1. False Positives — How do you tell stdlib, internal, and third-party headers apart?

Type	How we filter
Stdlib (<vector>, <iostream>)	Deny-list of ~80 C/C++ standard header names. Never reported.
Internal (your own headers)	If the include resolves to a file inside the project root (include/, src/, lib/) it is skipped. Quoted "foo.h" includes are skipped.
Third-party (<boost/...>, <openssl/...>)	Only angle-bracket includes matching the library fingerprint catalog are reported.

Other inaccuracies: Libraries not in the catalog are skipped but logged in --verbose mode so you can investigate. Binary scanner only reads filenames. CMake variables like ${DEPS} are not expanded. compile_commands.json may miss generated files. Commented-out lines in conanfile.py and CMakeLists.txt are stripped before parsing.

2. Version Detection — If we only see header files, how do we get the version?

1. Path — Include paths often contain the version (e.g. /opt/zlib-1.2.13/include). Extracted with a regex.
2. Version macros — We scan version.h, config.h for #define FOO_VERSION "1.2.3".
3. Binary filename — Shared libs like libssl.so.3.1.4 encode the version. We parse it.

The first match wins.

3. Performance — 10 GB monorepo: regex, string search, or AST?

We use regex and string search, not an AST. We only need #include lines, not full C++ semantics — pattern matching is fast and sufficient.

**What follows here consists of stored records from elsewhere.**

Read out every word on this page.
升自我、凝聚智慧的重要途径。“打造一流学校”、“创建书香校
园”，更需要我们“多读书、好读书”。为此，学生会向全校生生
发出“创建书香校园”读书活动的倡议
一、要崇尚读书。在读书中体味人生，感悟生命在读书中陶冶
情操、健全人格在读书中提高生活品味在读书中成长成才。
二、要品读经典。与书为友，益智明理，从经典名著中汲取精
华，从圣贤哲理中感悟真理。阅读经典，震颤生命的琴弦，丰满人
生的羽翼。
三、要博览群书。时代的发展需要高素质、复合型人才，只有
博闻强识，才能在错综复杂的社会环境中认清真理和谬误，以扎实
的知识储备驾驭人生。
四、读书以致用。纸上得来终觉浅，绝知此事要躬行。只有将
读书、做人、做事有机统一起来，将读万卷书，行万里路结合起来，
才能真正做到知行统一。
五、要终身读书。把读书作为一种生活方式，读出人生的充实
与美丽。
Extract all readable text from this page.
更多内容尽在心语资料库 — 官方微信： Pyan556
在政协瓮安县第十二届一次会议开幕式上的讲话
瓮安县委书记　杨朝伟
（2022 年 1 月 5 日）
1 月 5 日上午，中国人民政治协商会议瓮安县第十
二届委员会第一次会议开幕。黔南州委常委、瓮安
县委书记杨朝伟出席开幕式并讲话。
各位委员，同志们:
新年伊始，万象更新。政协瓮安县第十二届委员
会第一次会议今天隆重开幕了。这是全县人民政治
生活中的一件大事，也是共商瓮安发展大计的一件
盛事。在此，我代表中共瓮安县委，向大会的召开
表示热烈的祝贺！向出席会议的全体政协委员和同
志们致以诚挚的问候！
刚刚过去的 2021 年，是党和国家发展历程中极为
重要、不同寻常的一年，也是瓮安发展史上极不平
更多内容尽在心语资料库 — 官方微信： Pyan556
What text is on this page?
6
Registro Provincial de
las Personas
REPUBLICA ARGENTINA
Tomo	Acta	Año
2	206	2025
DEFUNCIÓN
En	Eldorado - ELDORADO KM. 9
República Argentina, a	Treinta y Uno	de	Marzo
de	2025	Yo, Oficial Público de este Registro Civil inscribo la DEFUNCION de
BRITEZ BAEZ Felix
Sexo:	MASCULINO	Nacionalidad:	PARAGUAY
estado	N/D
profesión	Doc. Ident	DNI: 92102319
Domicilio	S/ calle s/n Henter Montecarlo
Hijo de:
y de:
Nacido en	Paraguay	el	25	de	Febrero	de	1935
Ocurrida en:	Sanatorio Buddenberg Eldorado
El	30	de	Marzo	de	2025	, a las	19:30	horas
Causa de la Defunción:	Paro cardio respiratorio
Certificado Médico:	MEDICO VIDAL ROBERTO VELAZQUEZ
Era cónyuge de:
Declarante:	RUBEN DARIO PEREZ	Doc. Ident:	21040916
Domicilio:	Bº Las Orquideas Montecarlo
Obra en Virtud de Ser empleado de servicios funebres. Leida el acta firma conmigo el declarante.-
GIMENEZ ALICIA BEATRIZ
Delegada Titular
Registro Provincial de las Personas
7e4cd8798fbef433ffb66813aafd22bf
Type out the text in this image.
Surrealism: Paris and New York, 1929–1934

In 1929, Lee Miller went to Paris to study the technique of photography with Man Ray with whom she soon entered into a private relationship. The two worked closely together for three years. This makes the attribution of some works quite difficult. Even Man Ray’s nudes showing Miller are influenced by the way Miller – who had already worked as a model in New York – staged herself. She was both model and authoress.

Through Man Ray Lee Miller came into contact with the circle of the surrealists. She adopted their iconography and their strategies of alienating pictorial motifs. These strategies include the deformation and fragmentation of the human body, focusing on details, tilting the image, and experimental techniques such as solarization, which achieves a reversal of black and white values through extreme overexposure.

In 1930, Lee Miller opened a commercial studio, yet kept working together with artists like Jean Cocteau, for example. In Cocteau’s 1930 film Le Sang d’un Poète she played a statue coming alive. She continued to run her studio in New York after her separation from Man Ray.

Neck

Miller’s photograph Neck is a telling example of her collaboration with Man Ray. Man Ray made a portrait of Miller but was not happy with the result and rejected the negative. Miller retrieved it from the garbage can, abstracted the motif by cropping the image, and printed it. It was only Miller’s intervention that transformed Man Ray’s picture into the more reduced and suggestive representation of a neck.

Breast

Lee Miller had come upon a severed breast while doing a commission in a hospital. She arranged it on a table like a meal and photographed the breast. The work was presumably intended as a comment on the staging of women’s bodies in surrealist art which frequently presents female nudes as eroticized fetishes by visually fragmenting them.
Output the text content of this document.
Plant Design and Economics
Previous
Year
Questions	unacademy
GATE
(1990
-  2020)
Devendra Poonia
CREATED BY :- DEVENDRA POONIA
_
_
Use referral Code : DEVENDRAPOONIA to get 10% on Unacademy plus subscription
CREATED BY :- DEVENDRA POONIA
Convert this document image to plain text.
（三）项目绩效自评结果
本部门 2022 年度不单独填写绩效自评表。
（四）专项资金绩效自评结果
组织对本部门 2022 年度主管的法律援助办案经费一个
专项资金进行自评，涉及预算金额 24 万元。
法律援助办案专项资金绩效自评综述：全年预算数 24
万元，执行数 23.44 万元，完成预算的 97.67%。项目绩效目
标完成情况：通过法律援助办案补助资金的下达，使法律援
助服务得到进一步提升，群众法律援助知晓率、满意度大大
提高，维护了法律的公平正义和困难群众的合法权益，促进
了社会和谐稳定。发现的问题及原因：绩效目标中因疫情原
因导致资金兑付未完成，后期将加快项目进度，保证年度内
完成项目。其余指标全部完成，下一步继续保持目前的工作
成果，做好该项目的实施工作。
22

• All 6 detectors run in parallel via goroutines. Manifest detectors (Conan, vcpkg, CMake) only read a few small files.
• The header scanner fans out file processing to runtime.NumCPU() workers via a channel. Each worker builds local results that are merged after the walk, so there is no lock contention on the hot path.
• isInternalInclude caches os.Stat results across all files with a sync.RWMutex, avoiding thousands of redundant syscalls when many files include the same headers.
• registry.Identify uses a pre-built map for O(1) lookups on single-segment hints (~90% of the catalog). Only multi-segment patterns fall back to substring matching.
• All regexes are compiled once at package init, never inside loops.
• We skip .git, build, out, _build, vendor, node_modules, .cache, and __pycache__ directories.
• A 10 GB monorepo with ~500k source files should finish in seconds. Use --min-confidence 0.80 to skip the header scan entirely if needed.

At true production scale, two architectural changes would help further: (1) a single shared filepath.WalkDir dispatching entries to all detectors via channels instead of ~6 independent walks, which requires changing the Detector interface; and (2) streaming JSON output via json.Encoder to reduce peak memory for extremely large SBOMs.